Из того, на чем можно сидеть — только стул из ореха с бархатной когда-то подушкой и резной спинкой, сочетающийся с верстаком, как навощенный паркет с кирзовым сапогом.

Костистая мужицкая ладонь, казалось, не чувствующая остроты заусенцев на железках, сдвигает хлам в сторону, освобождая на столе место. Взгляд мужчины останавливается на пустой коробке папирос «Садко» и размокшей газете с царским манифестом от 19 июля 1914 года о вступлении России в войну: «Божею Милостию, Мы, Николай Второй, Император и Самодержец Всероссийский…».

Он шарит под накидкой, выуживает портсигар, раскрывает его, берет папиросу, стучит мундштуком по крышке, разминает, подносит к губам. Но, словно вспомнив что-то, кладет ее обратно, защелкнув металлический футляр.

За его спиной в гулкой пустоте раздается надсадный кашель и басовитый голос:

— А вот скажи на милость, зачем летчик кричит: «От винта!»?

Мужчина резким кистевым броском зашвыривает портсигар в кучу авиационного мусора и, не оборачиваясь, отвечает:

— Это он о ближнем заботится, чтобы лопастями кого не порубило.

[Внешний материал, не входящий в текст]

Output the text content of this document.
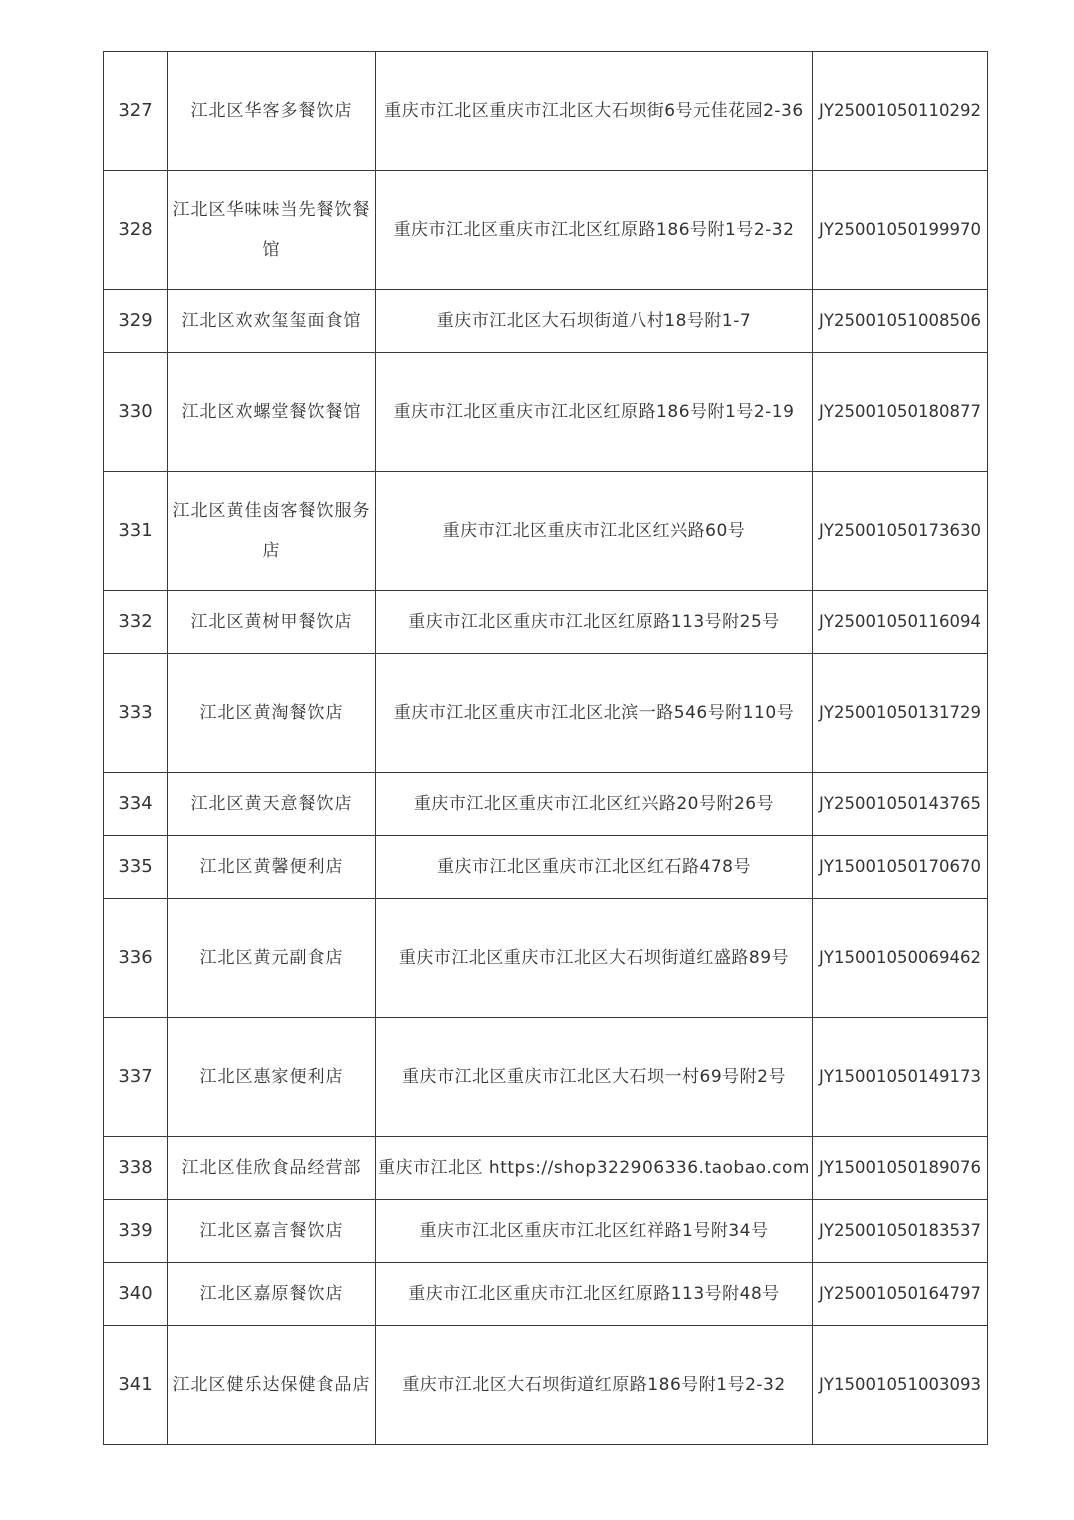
327	江北区华客多餐饮店	重庆市江北区重庆市江北区大石坝街6号元佳花园2-36	JY25001050110292
328	江北区华味味当先餐饮餐馆	重庆市江北区重庆市江北区红原路186号附1号2-32	JY25001050199970
329	江北区欢欢玺玺面食馆	重庆市江北区大石坝街道八村18号附1-7	JY25001051008506
330	江北区欢螺堂餐饮餐馆	重庆市江北区重庆市江北区红原路186号附1号2-19	JY25001050180877
331	江北区黄佳卤客餐饮服务店	重庆市江北区重庆市江北区红兴路60号	JY25001050173630
332	江北区黄树甲餐饮店	重庆市江北区重庆市江北区红原路113号附25号	JY25001050116094
333	江北区黄淘餐饮店	重庆市江北区重庆市江北区北滨一路546号附110号	JY25001050131729
334	江北区黄天意餐饮店	重庆市江北区重庆市江北区红兴路20号附26号	JY25001050143765
335	江北区黄馨便利店	重庆市江北区重庆市江北区红石路478号	JY15001050170670
336	江北区黄元副食店	重庆市江北区重庆市江北区大石坝街道红盛路89号	JY15001050069462
337	江北区惠家便利店	重庆市江北区重庆市江北区大石坝一村69号附2号	JY15001050149173
338	江北区佳欣食品经营部	重庆市江北区 https://shop322906336.taobao.com	JY15001050189076
339	江北区嘉言餐饮店	重庆市江北区重庆市江北区红祥路1号附34号	JY25001050183537
340	江北区嘉原餐饮店	重庆市江北区重庆市江北区红原路113号附48号	JY25001050164797
341	江北区健乐达保健食品店	重庆市江北区大石坝街道红原路186号附1号2-32	JY15001051003093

— Все равно — выше моего разумения, как это тяжелое железо в воздухе парит. Ты меня зачем позвал, чадо?

Офицер медленно, всем туловищем, будто опасаясь, что увидит не того, кого ждал, поворачивается к собеседнику.

— Не вспомнил больше никого, кто меня понять бы мог…

— … а я тебе, ротмистр, почти родной, потому что сорок дней назад тобою убиенный? — гоготнул тот.

Темнота выдавливает в пятно света от прорехи в крыше высокую фигуру в грубых солдатских ботинках и в бесформенной ветхой рясе, подпоясанной веревкой. Лица не разобрать. Священник достает из-за пояса скуфью и как-то пристраивает ее на копне разметавшихся волос:

— Жертва Богу — дух сокрушенный, а ты, вижу, объясняться да оправдываться пришел. Передо мной-то незачем. Пули твои были, но вряд ли ты их в меня выпустил. Рука — твоя, но не воля. Беда же в том, что ты ушел с ожесточенным сердцем, и ничего мы с тобой уже не изменим. Хотя я тоже — твоими, сын мой, стараниями — не успел покаяться. Суд вершить взялся, человека жизни лишил, а какой из меня судья. Так что мы с тобой одного поля ягода. Но отталкивать исповедника — грех есть, поэтому приступим, помолясь…

Батюшка подходит к верстаку, расправляет мокрую газету, кладет на нее крест и Евангелие, невесть как оказавшиеся у него в руках.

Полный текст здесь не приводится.